Primary: codex-train delegates to Hydra when installed and falls back to a minimal local configuration when Hydra is absent. The fallback still sets up reproducible seeds, generates a local dataset if missing, and logs metrics to artifacts/experiments/.
Hydra entry: python -m codex_ml.cli.hydra_entry uses the conf/ directory by default. Override values with dotlist syntax, e.g. model.enable_lora=true data.dataset_path=data/sample.jsonl.

Data loading¶

Use codex_ml.codex_data.load_dataset to read JSONL or text datasets, shuffle deterministically, and persist cached splits under artifacts/cache/<dataset>/splits-<hash>.json.

Plugin and loader entry points¶

Third-party packages can expose dataset loaders, tokenizers, and reward models without code changes by declaring entry points:

[project.entry-points."codex_ml.datasets"]
my_jsonl = "my_package.loaders:jsonl_loader"
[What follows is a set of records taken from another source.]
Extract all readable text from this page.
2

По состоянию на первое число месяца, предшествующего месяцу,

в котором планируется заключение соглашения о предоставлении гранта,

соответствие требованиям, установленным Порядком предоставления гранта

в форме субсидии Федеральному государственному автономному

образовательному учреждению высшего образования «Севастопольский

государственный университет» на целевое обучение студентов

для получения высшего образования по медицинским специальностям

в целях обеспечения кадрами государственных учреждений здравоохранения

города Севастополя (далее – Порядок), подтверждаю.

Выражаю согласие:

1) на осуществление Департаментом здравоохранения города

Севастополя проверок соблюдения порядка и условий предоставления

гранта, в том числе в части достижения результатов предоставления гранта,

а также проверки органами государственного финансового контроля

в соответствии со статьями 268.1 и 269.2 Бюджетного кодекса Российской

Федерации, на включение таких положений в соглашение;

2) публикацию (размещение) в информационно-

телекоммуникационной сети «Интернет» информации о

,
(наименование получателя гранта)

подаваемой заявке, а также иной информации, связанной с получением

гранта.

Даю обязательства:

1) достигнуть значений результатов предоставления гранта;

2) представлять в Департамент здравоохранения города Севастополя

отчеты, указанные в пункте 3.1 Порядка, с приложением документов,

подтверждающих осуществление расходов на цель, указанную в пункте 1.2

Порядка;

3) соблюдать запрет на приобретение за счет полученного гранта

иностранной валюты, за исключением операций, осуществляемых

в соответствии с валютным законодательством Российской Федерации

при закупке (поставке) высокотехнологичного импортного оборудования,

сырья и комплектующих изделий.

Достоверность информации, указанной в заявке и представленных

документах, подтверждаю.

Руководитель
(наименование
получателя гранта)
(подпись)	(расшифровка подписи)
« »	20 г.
[project.entry-points."codex_ml.tokenizers"]
custom_tokenizer = "my_package.tokenizers:build_tokenizer"

[project.entry-points."codex_ml.reward_models"]
simple_reward = "my_package.rewards:StaticRewardModel"

After installation, the registry functions (codex_ml.data.registry.get_dataset, codex_ml.plugins.reward_models.get) discover these implementations automatically during runtime.

Experiment analysis¶

Run python scripts/analyze_experiments.py to generate artifacts/experiment_summary.md and artifacts/experiment_summary.json. python -m codex_ml.cli.detectors run consumes the JSON summary as part of the scorecard.